Many thanks for your report. Since you mentioned that the manuscript had been improved enough to be published, we would like to thank you again for reviewing our manuscript.

Reviewer 3 Report

Comments and Suggestions for Authors

I am not satisfied with the argument that clinical and epidemiological studies conducted in Israel distinguish between Jews and Arabs. The cited publication states that ethnic minorities (tribes) that are poor, live in overcrowded conditions, and do not have access to adequate medical care may be more susceptible to infection.
The authors do not indicate in their work that Arab patients lived in poverty and overcrowding. Since the authors included them in their research, it means that they had access to medical care.
All of this confirms my belief that the division made by the authors is artificial and based solely on ethnicity. Furthermore, given the current geopolitical situation in the region from which the results presented originate, I believe that divisions among the population living in this area should not be reinforced.

Author Response

Dear reviewer,

Many thanks for reviewing our manuscript. Here is your comment after the second review, followed by our reply.
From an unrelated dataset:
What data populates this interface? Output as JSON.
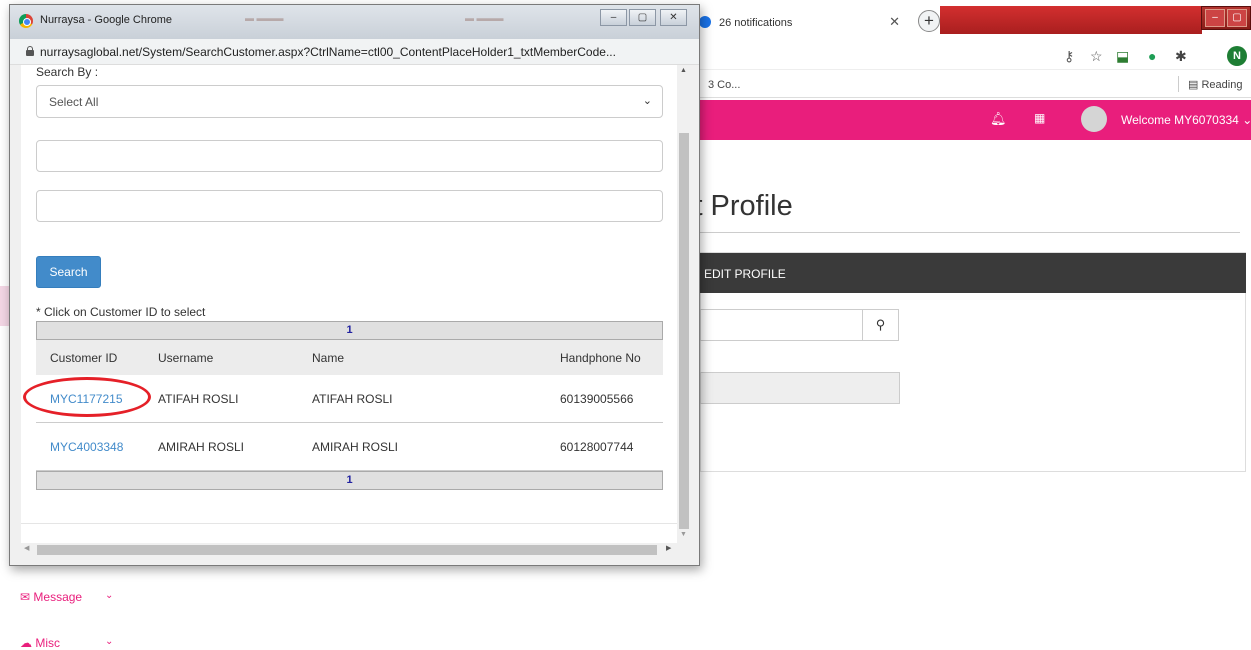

Reviewer comment: I am not satisfied with the argument that clinical and epidemiological studies conducted in Israel distinguish between Jews and Arabs. The cited publication states that ethnic minorities (tribes) that are poor, live in overcrowded conditions, and do not have access to adequate medical care may be more susceptible to infection.
The authors do not indicate in their work that Arab patients lived in poverty and overcrowding. Since the authors included them in their research, it means that they had access to medical care.
All of this confirms my belief that the division made by the authors is artificial and based solely on ethnicity. Furthermore, given the current geopolitical situation in the region from which the results presented originate, I believe that divisions among the population living in this area should not be reinforced.

Our reply:

We totally agree with you. After considering it again, we agree that there is no scientific need in this case to divide by ethnicity. We totally agree that divisions among the population living in our area should not be reinforced. Thank you for clarifying it. We appreciate it very much.

We removed the ethnic division from the entire manuscript, including from our analyses (it was not statistically significand in any case, but we repeated the analyses in any case).

Many thanks again for your important review!